Tuesday, February 10, 2026

Film Review: Cold Storage

If exploding zombies are your thing…

Cold Storage is the latest iteration of the fad for fungus zombies, which seem to be still in vogue. This time, they’re the result of a medical experiment that was once aboard Skylab and everyone forgot about until it escaped an oxygen tank that fell on Australia. In an extended prologue, we witness the disaster that happened two decades ago when a comically understaffed team of experts went to contain the mutated organism and lost one member in the most gruesome way. This is the type of fungus that takes over the nervous system and compels the victim to seek a location for optimal dissemination. That’s scary enough, but on top of that, the infection ends up blowing up your guts all around you. The movie delights in showing the many ways this can deform a cadaver.

Another member of that ill-fated team, played by Liam Neeson, suffers an unspecified back injury that conveniently keeps him out of the main action in the present, when the military building that kept the last sample of the zombie fungus (now decommissioned and repainted as a self-storage facility) has a minor electrical mishap with catastrophic cascading effects: a freezer malfunctions, the fungus starts growing again, it breaks containment, and it climbs up the food chain until it becomes a problem for humans. Liam Neeson is dragged back from retirement to save the day again, but he spends most of the movie traveling to the site of the crisis, and most of the rest of the movie lying on the floor because his broken back can’t handle gunfire recoil. Why do you even hire Liam Neeson to not let him do Liam Neeson stuff escapes me.

Instead, our heroes are Joe Keery, fresh from saving the world in Stranger Things, and horror veteran Georgina Campbell, whose character is very tired of running from monsters and just wants to hide and wait. These two stumble into the whole world-ending menace because they’re bored and decide to investigate a weird noise in the self-storage facility where they work the night shift, and discover the alarm that was triggered by the broken freezing system. Meanwhile, the fungus has already spread to the local fauna, and when the shambling victims cross paths with our heroes, it’s time for them to run for their lives.

It helps that they have more plot armor than Bugs Bunny. The fungus zombies repeatedly ooze, spittle, burst open and projectile-vomit their gooey innards right next to our heroes, and somehow not one drop of infected material splashes onto them. When you consider that this fungus has been shown to be able to penetrate cement and metal, the protagonists’ eventual survival can only be explained because their names are on the poster and aren’t allowed to die.
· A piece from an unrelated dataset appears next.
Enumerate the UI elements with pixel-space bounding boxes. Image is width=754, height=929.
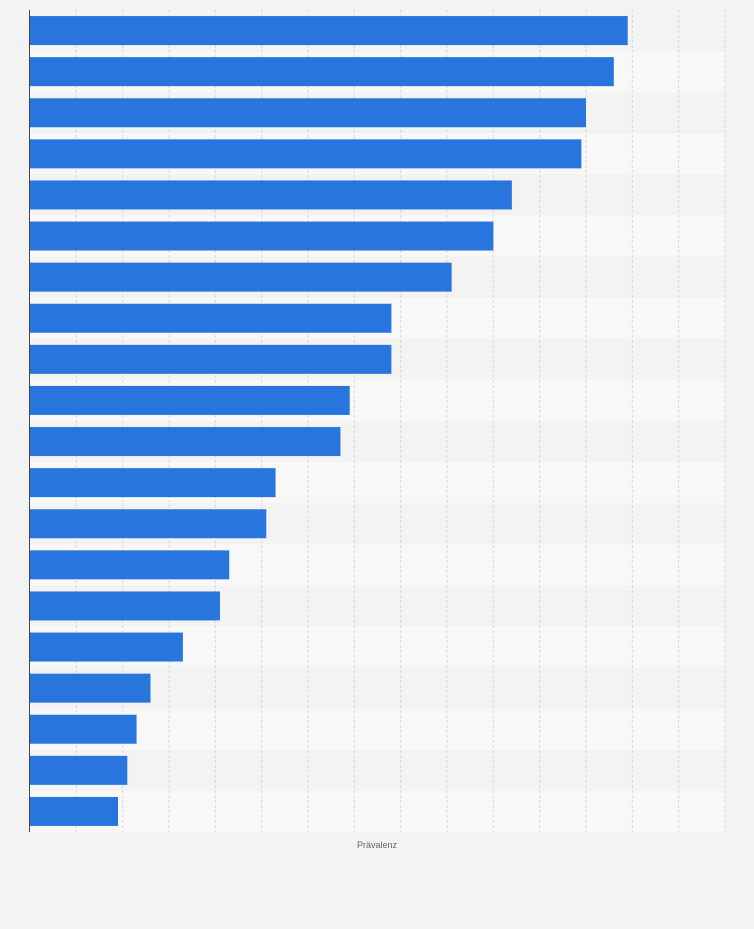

So the gore quota is met by an array of secondary characters established as unpleasant enough for it to be OK to enjoy watching them suffer the most spectacularly messy deaths. This movie has a lot of fun with zombie makeup, and even more fun with throwing zombie guts at every surface.

Cold Storage is the kind of supremely silly flick that demands out loud that you switch off your brain. There’s no point in pausing to question the multiple instances of military bureaucratic dysfunction that it must have taken for this plot to happen. Don’t expect any implied reflection on the problem of badly maintained public infrastructure or the irresponsibility of storing hazardous materials near civilian areas (one character has a small atom bomb hidden in a house with children, and it’s treated as a nonissue). Just sit and savor the spectacle of a screen smeared with squishy rotten organs. Hey, the world is ending anyway, right?

Nerd Coefficient: 4/10.

POSTED BY: Arturo Serrano, multiclass Trekkie/Whovian/Moonie/Miraculer, accumulating experience points for still more obsessions.